Bundesregierung lehnt Unterstützung für Vor-Ort-Apotheken ab |
Melanie Höhn |
22.05.2023 14:00 Uhr |
Bei den Themen Präqualifizierung und Nullretaxationen will die Bundesregierung die vom Bundesrat gewünschte Entbürokratisierung für Apotheken zumindest prüfen. / Foto: Imago/Christian Ohde
Erst kürzlich hatte der Bundesrat die Bundesregierung dazu aufgefordert, das sogenannte Arzneimittel-Lieferengpassbekämpfungs- und Versorgungsverbesserungsgesetz (ALBVVG) zu überarbeiten. Unter anderem setzte sich die Länderkammer für eine bessere Vergütung der Apotheken ein. In seiner Gegenäußerung schmetterte das Bundesgesundheitsministerium (BMG) nun den Großteil dieser Forderungen ab. Aus Sicht des Ministeriums gebe es keinen Bedarf, die Apotheken vor Ort zu stützen: Weder das Apothekenhonorar noch die Engpass-Prämie von 50 Cent sollen erhöht werden.

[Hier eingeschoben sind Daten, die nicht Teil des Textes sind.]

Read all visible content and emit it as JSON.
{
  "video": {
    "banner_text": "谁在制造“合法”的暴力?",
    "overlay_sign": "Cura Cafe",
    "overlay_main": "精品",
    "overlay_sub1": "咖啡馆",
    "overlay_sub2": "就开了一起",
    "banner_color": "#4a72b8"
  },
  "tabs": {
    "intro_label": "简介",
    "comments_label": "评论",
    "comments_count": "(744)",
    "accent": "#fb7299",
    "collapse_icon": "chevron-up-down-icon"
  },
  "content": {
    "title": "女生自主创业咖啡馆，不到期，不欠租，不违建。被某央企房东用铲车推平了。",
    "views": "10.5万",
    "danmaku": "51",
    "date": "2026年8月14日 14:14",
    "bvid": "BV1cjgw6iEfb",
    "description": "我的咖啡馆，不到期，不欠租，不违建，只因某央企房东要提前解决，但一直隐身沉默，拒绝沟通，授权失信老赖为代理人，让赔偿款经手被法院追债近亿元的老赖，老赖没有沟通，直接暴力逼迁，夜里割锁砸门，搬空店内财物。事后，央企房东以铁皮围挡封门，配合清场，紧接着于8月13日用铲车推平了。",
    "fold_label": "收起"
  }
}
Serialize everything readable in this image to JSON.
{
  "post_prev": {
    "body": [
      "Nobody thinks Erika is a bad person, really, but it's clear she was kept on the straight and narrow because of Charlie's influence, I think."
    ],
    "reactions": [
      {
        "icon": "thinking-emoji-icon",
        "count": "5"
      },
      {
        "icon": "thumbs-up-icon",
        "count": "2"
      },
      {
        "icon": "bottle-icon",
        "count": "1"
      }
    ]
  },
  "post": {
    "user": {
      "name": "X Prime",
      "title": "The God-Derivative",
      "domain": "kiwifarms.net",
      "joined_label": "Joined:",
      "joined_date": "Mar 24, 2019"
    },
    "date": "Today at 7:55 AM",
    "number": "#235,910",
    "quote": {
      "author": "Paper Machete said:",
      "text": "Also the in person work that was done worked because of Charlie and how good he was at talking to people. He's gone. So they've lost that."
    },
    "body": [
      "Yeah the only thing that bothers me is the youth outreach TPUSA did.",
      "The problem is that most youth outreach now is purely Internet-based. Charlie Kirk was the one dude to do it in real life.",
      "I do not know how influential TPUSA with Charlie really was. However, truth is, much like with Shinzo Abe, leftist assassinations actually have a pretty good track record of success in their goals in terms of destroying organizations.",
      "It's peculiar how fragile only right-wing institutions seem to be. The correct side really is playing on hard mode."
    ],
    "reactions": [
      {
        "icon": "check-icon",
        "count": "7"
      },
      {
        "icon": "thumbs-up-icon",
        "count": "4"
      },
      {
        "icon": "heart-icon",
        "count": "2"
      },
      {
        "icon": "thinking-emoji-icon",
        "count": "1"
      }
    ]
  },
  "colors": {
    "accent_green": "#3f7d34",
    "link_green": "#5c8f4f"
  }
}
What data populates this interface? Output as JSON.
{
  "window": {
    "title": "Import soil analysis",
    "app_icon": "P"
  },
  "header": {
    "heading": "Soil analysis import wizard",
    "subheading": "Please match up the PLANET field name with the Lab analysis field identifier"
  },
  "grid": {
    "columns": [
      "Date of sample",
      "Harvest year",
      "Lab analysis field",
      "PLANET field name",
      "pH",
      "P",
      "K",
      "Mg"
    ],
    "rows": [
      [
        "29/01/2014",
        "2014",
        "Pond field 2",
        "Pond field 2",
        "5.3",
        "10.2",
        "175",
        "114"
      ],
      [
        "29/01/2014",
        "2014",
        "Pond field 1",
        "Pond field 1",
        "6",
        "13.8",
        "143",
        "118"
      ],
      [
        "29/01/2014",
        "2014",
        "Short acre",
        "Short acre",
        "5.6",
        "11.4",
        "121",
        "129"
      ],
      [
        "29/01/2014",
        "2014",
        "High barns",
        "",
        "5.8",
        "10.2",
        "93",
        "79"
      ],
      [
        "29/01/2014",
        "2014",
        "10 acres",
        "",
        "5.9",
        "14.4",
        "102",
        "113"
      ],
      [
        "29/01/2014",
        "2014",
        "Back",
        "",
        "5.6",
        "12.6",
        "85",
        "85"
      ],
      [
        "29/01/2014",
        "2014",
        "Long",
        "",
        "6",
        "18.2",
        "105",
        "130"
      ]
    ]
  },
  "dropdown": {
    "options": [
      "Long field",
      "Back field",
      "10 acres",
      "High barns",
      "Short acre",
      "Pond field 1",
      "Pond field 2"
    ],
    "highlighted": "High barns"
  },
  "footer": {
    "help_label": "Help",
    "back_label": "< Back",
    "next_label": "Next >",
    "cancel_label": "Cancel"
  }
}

Konkret verlangte der Bundesrat in seinem Beschluss, »die Vergütung der Apotheken insbesondere vor dem Hintergrund der hohen Energiekosten sowie der Inflation auf eine auskömmliche Grundlage zu stellen, um die flächendeckende Versorgung der Bevölkerung auch zukünftig dauerhaft zu sichern«. Um das zu erreichen, sei es erforderlich, die Arzneimittelpreisverordnung anzupassen sowie Anpassungsmechanismen etwa für Inflation oder Lohnkostensteigerungen zu schaffen.
Weiterhin forderte die Länderkammer, insbesondere unter Einbeziehung der Pharmabranche eine langfristige Strategie zu erarbeiten, um die Versorgung der Patientinnen und Patienten mit Arzneimitteln auch in Zukunft sicherzustellen. Dabei müsse zentrales Anliegen sein, eigene Produktion und Forschung zu stärken und zu fördern.
ABDA-Präsidentin Gabriele Regina Overwiening erklärte dazu: »Es ist schockierend, mit welcher Beharrlichkeit und Ignoranz die Bundesregierung die vom Bundesrat erarbeiteten Warnhinweise zur Arzneimittelversorgung vom Tisch fegt«. Die Gesundheitsministerien der Länder wüssten sehr genau, was es bedeutet, wenn Gemeinden ihre einzige Apotheke verlieren und die Bevölkerung immer weitere Strecken fahren muss, um versorgt zu werden. »Herrn Lauterbach und seinem Bundesgesundheitsministerium sind solche traurigen Entwicklungen anscheinend ebenso egal wie die flächendeckend verlässliche Versorgung der Menschen mit Arzneimitteln.«
Die ABDA-Präsidentin fügte hinzu: »Beim Deutschen Ärztetag wiederholte Karl Lauterbach seine Aussage, dass man es mit dem Sparwahn im Gesundheitswesen zu weit getrieben habe. Trotzdem will Lauterbach das völlig überregulierte System der Arzneimittel-Rabattverträge größtenteils unverändert beibehalten und hat mit der kürzlich beschlossenen Kürzung des Apothekenhonorars dafür gesorgt, dass die Arzneimittelversorgung vor Ort weiter ausblutet«.
Die Aussagen des Ministers würden vor diesem Hintergrund immer unglaubwürdiger. »Die Apothekerinnen und Apotheker werden daher weiter dafür kämpfen, dass die Bundesregierung endlich zur Einsicht kommt. Am bundesweiten Protesttag, dem 14. Juni, werden wir mit vielen sehr deutlichen Protest-Aktionen aller Orts zeigen, welche Bedeutung die Apotheken für die Bevölkerung haben!«, so Overwiening weiter.
Einziger Lichtblick: Bei den Themen Präqualifizierung und Nullretaxationen wolle die Bundesregierung die vom Bundesrat gewünschte Entbürokratisierung für Apotheken zumindest prüfen. »Die Apothekenteams verbringen mehrere Stunden pro Tag damit, überhaupt noch Arzneimittel für die Patientinnen und Patienten zu beschaffen. Dass sie dann zusätzlich noch durch Bürokratie-Monster wie die Präqualifizierung und existenziell bedrohende Honorar-Streichungen der Krankenkassen belastet werden, ist blanker Hohn. Sowohl das Präqualifizierungsverfahren als auch die Nullretaxationen gehören sofort abgeschafft!«, forderte die ABDA-Präsidentin.
Ob die Forderungen der Apothekerschaft fruchten, wird sich zeigen: In dieser Woche steht der ALBVVG-Gesetzentwurf erstmals auf der Tagesordnung des Parlaments.